- Cumberland Location in Washington and the United States Cumberland Cumberland (the United States)
- Coordinates: 47°16′58″N 121°55′37″W﻿ / ﻿47.28278°N 121.92694°W
- Country: United States
- State: Washington
- County: King
- Elevation: 850 ft (260 m)
- Time zone: UTC-8 (Pacific (PST))
- • Summer (DST): UTC-7 (PDT)
- ZIP codes: 98022
- Area code: 360
- GNIS feature ID: 1518407

= Cumberland, Washington =

Unincorporated community in Washington, United States

Cumberland is an unincorporated community in King County, Washington, United States. Originally a mining camp, Cumberland was named by F.X. Schriner in 1893 after the Cumberland coal region of the Appalachian Mountains. Cumberland gained a post office on October 13, 1894. The Enumclaw post office now serves this area. Although many other mining camps in the area have disappeared, Cumberland can still be found in the Cascade foothills between Nolte State Park and Kanaskat-Palmer State Park. It is accessible via Southeast King County backroads. Several smaller mines dotted the area, including the "Navy" mine, and the Hyde mine, located at the outskirts of town.

Cumberland is within the KCFD #28 Fire Department service area, also known as the Enumclaw Fire Department. It is a King County registered voting precinct.

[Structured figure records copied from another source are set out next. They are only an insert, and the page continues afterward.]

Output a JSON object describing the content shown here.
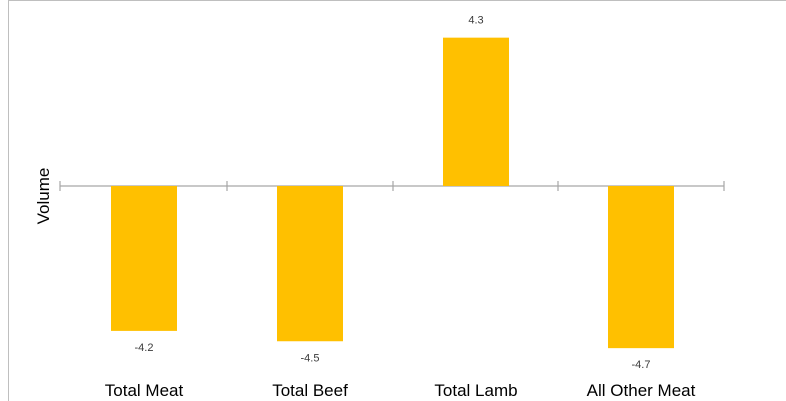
{
  "chart_data": {
    "type": "bar",
    "title": "",
    "xlabel": "",
    "ylabel": "Volume",
    "categories": [
      "Total Meat",
      "Total Beef",
      "Total Lamb",
      "All Other Meat"
    ],
    "values": [
      -4.2,
      -4.5,
      4.3,
      -4.7
    ],
    "value_labels": [
      "-4.2",
      "-4.5",
      "4.3",
      "-4.7"
    ],
    "bar_color": "#FFC000",
    "axis_color": "#A6A6A6",
    "grid": false,
    "legend": "none"
  }
}
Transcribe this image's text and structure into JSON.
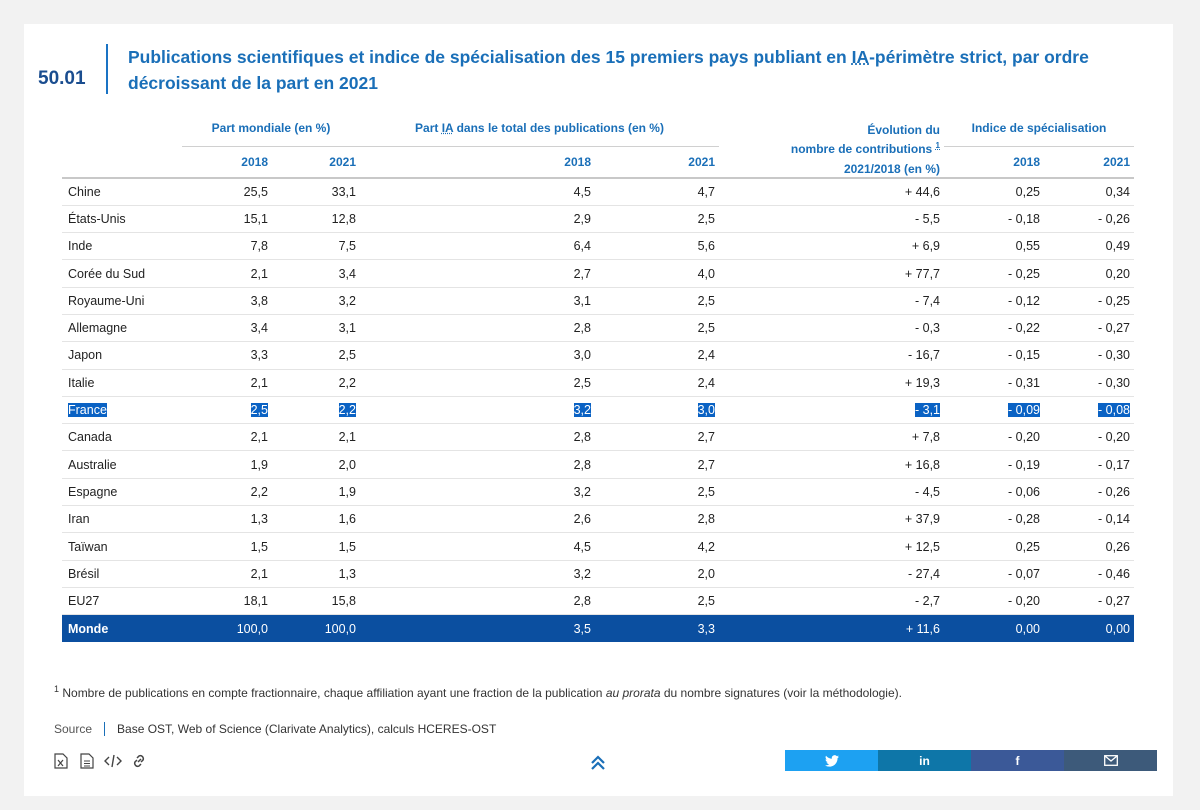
{
  "figure": {
    "number": "50.01",
    "title_part1": "Publications scientifiques et indice de spécialisation des 15 premiers pays publiant en ",
    "title_abbr": "IA",
    "title_part2": "-périmètre strict, par ordre décroissant de la part en 2021"
  },
  "table": {
    "group_headers": {
      "part_mondiale": "Part mondiale (en %)",
      "part_ia": "Part IA dans le total des publications (en %)",
      "evolution_line1": "Évolution du",
      "evolution_line2": "nombre de contributions",
      "evolution_sup": "1",
      "evolution_line3": "2021/2018 (en %)",
      "indice": "Indice de spécialisation"
    },
    "years": [
      "2018",
      "2021",
      "2018",
      "2021",
      "2018",
      "2021"
    ],
    "rows": [
      {
        "country": "Chine",
        "pm2018": "25,5",
        "pm2021": "33,1",
        "ia2018": "4,5",
        "ia2021": "4,7",
        "evol": "+ 44,6",
        "is2018": "0,25",
        "is2021": "0,34"
      },
      {
        "country": "États-Unis",
        "pm2018": "15,1",
        "pm2021": "12,8",
        "ia2018": "2,9",
        "ia2021": "2,5",
        "evol": "- 5,5",
        "is2018": "- 0,18",
        "is2021": "- 0,26"
      },
      {
        "country": "Inde",
        "pm2018": "7,8",
        "pm2021": "7,5",
        "ia2018": "6,4",
        "ia2021": "5,6",
        "evol": "+ 6,9",
        "is2018": "0,55",
        "is2021": "0,49"
      },
      {
        "country": "Corée du Sud",
        "pm2018": "2,1",
        "pm2021": "3,4",
        "ia2018": "2,7",
        "ia2021": "4,0",
        "evol": "+ 77,7",
        "is2018": "- 0,25",
        "is2021": "0,20"
      },
      {
        "country": "Royaume-Uni",
        "pm2018": "3,8",
        "pm2021": "3,2",
        "ia2018": "3,1",
        "ia2021": "2,5",
        "evol": "- 7,4",
        "is2018": "- 0,12",
        "is2021": "- 0,25"
      },
      {
        "country": "Allemagne",
        "pm2018": "3,4",
        "pm2021": "3,1",
        "ia2018": "2,8",
        "ia2021": "2,5",
        "evol": "- 0,3",
        "is2018": "- 0,22",
        "is2021": "- 0,27"
      },
      {
        "country": "Japon",
        "pm2018": "3,3",
        "pm2021": "2,5",
        "ia2018": "3,0",
        "ia2021": "2,4",
        "evol": "- 16,7",
        "is2018": "- 0,15",
        "is2021": "- 0,30"
      },
      {
        "country": "Italie",
        "pm2018": "2,1",
        "pm2021": "2,2",
        "ia2018": "2,5",
        "ia2021": "2,4",
        "evol": "+ 19,3",
        "is2018": "- 0,31",
        "is2021": "- 0,30"
      },
      {
        "country": "France",
        "pm2018": "2,5",
        "pm2021": "2,2",
        "ia2018": "3,2",
        "ia2021": "3,0",
        "evol": "- 3,1",
        "is2018": "- 0,09",
        "is2021": "- 0,08",
        "selected": true
      },
      {
        "country": "Canada",
        "pm2018": "2,1",
        "pm2021": "2,1",
        "ia2018": "2,8",
        "ia2021": "2,7",
        "evol": "+ 7,8",
        "is2018": "- 0,20",
        "is2021": "- 0,20"
      },
      {
        "country": "Australie",
        "pm2018": "1,9",
        "pm2021": "2,0",
        "ia2018": "2,8",
        "ia2021": "2,7",
        "evol": "+ 16,8",
        "is2018": "- 0,19",
        "is2021": "- 0,17"
      },
      {
        "country": "Espagne",
        "pm2018": "2,2",
        "pm2021": "1,9",
        "ia2018": "3,2",
        "ia2021": "2,5",
        "evol": "- 4,5",
        "is2018": "- 0,06",
        "is2021": "- 0,26"
      },
      {
        "country": "Iran",
        "pm2018": "1,3",
        "pm2021": "1,6",
        "ia2018": "2,6",
        "ia2021": "2,8",
        "evol": "+ 37,9",
        "is2018": "- 0,28",
        "is2021": "- 0,14"
      },
      {
        "country": "Taïwan",
        "pm2018": "1,5",
        "pm2021": "1,5",
        "ia2018": "4,5",
        "ia2021": "4,2",
        "evol": "+ 12,5",
        "is2018": "0,25",
        "is2021": "0,26"
      },
      {
        "country": "Brésil",
        "pm2018": "2,1",
        "pm2021": "1,3",
        "ia2018": "3,2",
        "ia2021": "2,0",
        "evol": "- 27,4",
        "is2018": "-  0,07",
        "is2021": "- 0,46"
      },
      {
        "country": "EU27",
        "pm2018": "18,1",
        "pm2021": "15,8",
        "ia2018": "2,8",
        "ia2021": "2,5",
        "evol": "- 2,7",
        "is2018": "- 0,20",
        "is2021": "- 0,27"
      }
    ],
    "world": {
      "country": "Monde",
      "pm2018": "100,0",
      "pm2021": "100,0",
      "ia2018": "3,5",
      "ia2021": "3,3",
      "evol": "+ 11,6",
      "is2018": "0,00",
      "is2021": "0,00"
    }
  },
  "footnote": {
    "sup": "1",
    "text_before": " Nombre de publications en compte fractionnaire, chaque affiliation ayant une fraction de la publication ",
    "text_italic": "au prorata",
    "text_after": " du nombre signatures (voir la méthodologie)."
  },
  "source": {
    "label": "Source",
    "text": "Base OST, Web of Science (Clarivate Analytics), calculs HCERES-OST"
  },
  "tools": [
    "excel-icon",
    "document-icon",
    "code-icon",
    "link-icon"
  ],
  "share": [
    {
      "name": "twitter-icon",
      "color": "#1da1f2"
    },
    {
      "name": "linkedin-icon",
      "color": "#0e76a8"
    },
    {
      "name": "facebook-icon",
      "color": "#3b5998"
    },
    {
      "name": "email-icon",
      "color": "#3d5a7a"
    }
  ]
}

== Cunningham vs Metropolitan Municipality of Seattle ==
In 1989, the county-wide transit and sewage waste municipality known as "Metro" (short for Metropolitan King County), planned a 25-year sewage sludge waste spraying on the 400 acre of woods northwest of the town. Following a grassroots community protest, (which was led by Valerie Cunningham), objections from the Muckleshoot Native American tribe (who are downriver on the nearby Green River), and other environmental groups, the municipality agreed to create an Environmental impact statement (EIS). The EIS showed a number of toxins and heavy metals present in the sewage sludge, and the project was officially cancelled by Metropolitan King County in 1992.

In the aftermath of the sewage sludge fight, Valerie Cunningham and the Anti-Sludge Committee realized that the Metropolitan Municipality of Seattle Council "Metro" did not represent the rural communities fairly. Some Metro districts had two representatives, some had four representatives. Therefore, the Metro Council districts did not have a one-person, one vote representation.
The American Civil Liberties Union represented Ms. Cunningham in a class action lawsuit, which she won. The results were that the King County voters decided to combine the Metropolitan Municipality of Seattle council with the King County council.

== Defend and Preserve Cumberland ==
In 2003, multiple parcels of land were sold to SEGALE PROPERTIES LLC from Plum Creek Timber. During this time multiple environmental group attempted to add the land to the nearby Green River Gorge State Park but were unsuccessful. In 2021 a Pre-Application was submitted for a planned a near 1,000 acre mine just to the immediate north of Cumberland. According to the SEPA submitted to King County, the company estimated the life of the mine to be 25–35 years and would remove a potential 55-million tons of aggregate over the life of the mine. The initial fees were paid on 01/04/2024 and the Filed Application number became GRDE23-0083. The public notice was confirmed on February 1, 2024 and mailed to local residents on February 6. With limited time, local residents came together in collective effort against the purposed project. Local historian Zachary Pratt summed up the mood of the room with the quote, "Coal mining in the area ended in 1999... mining needs to stay in our past". Segale would counter by claiming "a lot of misinformation" was being spread in the community. On February 27, 2024 Segale held a required public meeting at the Black Diamond Elementary School which lead to a wider outcry from residents beyond Cumberland. As part of the public coming together, the Concerned Citizens of Cumberland, a grassroots nonprofit organization(originally established in 1989 by Valerie Cunningham), and later Defend Cumberland, arose as a collective effort between several members of the local and regional area.
Defend Cumberland works in close relationship with the Enumclaw Plateau Community Association.
Several local cities, towns, fire and school districts, private, state, county and federal organizations expressed concerns for the project, with road safety, environmental, water and wildlife concerns all cited as heightened concerns.